Parsnip seeds, a perennial plant native to Europe and Asia, is becoming more popular in gardens all over the world. Its yellow blooms are fragrant, and it can be used as a spice or vegetable. It grows easily, developing a deep green top and a gray-green underside. Because of its very short life cycle (about two years), the plant is a perennial and needs to be seeded every two or three years. For the best results, plant All American Parsnip seedlings directly into an outdoor garden.
Planting Methods: Before planting, soak selected seeds in dew for a few hours to soften the soil. Then, plant them directly into your garden. Be sure to spread the roots of your chosen variety as far as possible; the deeper the roots, the more heat they will need to survive. If you have chosen to interplant your Parsnip with other flowers, be sure to follow the directions on the plants for the depth of rooting.
The best way to plant your New England Parsnip variety is in beds or containers. Direct planting of new growth is the easiest method of propagation. Keep in mind that young seedlings cannot root in cold soil, so you may have to add a shallow spray of fertilizer to thicken the soil. Once your plant starts to appear, it will thrive. In no time at all, you will be enjoying delicious parsnip seeds at home.
How to Sow Parsnip Seeds: When the weather begins to get warmer, it is time to sow new Parsnip plants. Prepare a thick bedding of material that will allow the roots to develop deep. Choose a location on your garden that has been cleared of any brush or weeds. Make sure that there are no overhanging branches that could damage your plants. Once you have located a good spot, dig up all of the soil around the plant and add it to your compost pile. Compost should be added several times over the summer to help the young seedlings get started.
When choosing which Parsnip variety you will grow, you must consider the type of tree it grows most in. Most prefer full sun exposure, so make sure you are planting in a well drained environment. For tall specimens, you should dig a hole two feet deep and about four feet wide. Do not keep your Parsnip roots in the hole throughout the growing season. Remove the plant from the hole once it has sprouted two or three new leaves.
If you live in an area that gets a lot of frost, you might want to try to germinate your Parsnip seeds indoors. Plant them in a shallow container with peat moss or vermiculite. Water will be required, but not as much as it would be for a plant that is planted in full sun. Parsnip roots can rot if they are left in the soil for too long. Also, keep in mind that Parsnip seeds will not germinate if the temperatures are very cold during the winter.

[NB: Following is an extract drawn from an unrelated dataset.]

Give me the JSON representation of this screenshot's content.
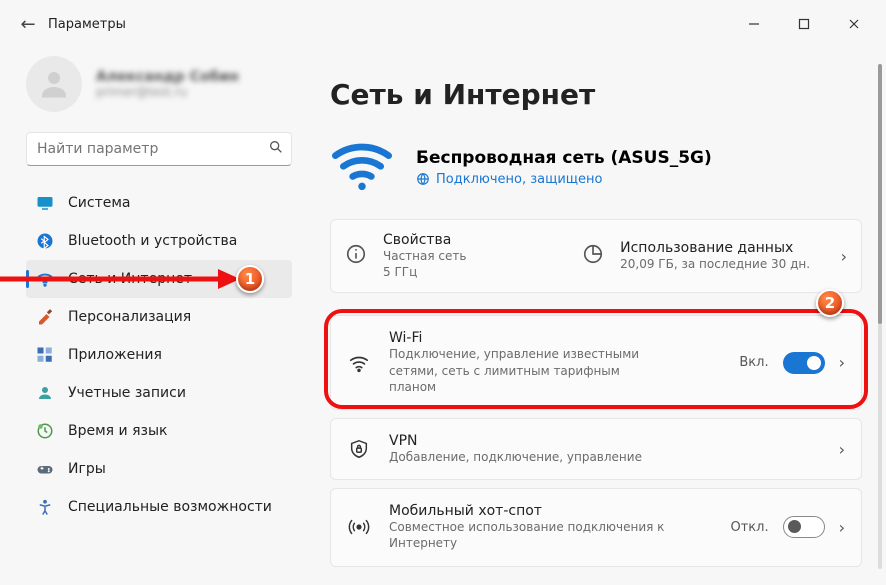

One of the easiest ways to germinate your Parsnip seeds is by switching the soil each year. Keep your plants pots in the same place each year, but mix up the dirt. Mix the top soil (also called peat) with some nursery soil, then add some fertilizer. This will aid in improving the root system. After the initial introduction of chemicals, you can simply keep your plants pots in the same place, but just change the peat annually. Do not overwater the plant as it will stress the roots and affect germination.
Another method of spacing your seeds is to use a spading fork. To use this tool, dig a hole that is one foot smaller than the width of the pot containing your seeds. Then place the fork in the hole and gradually back the soil away from the roots. Keep in mind that you do not want to let the fork dig too deep, as it will only damage the roots. Once the fork has reached about a foot from the ground, start backfilling the hole with soil and spread out your new plant.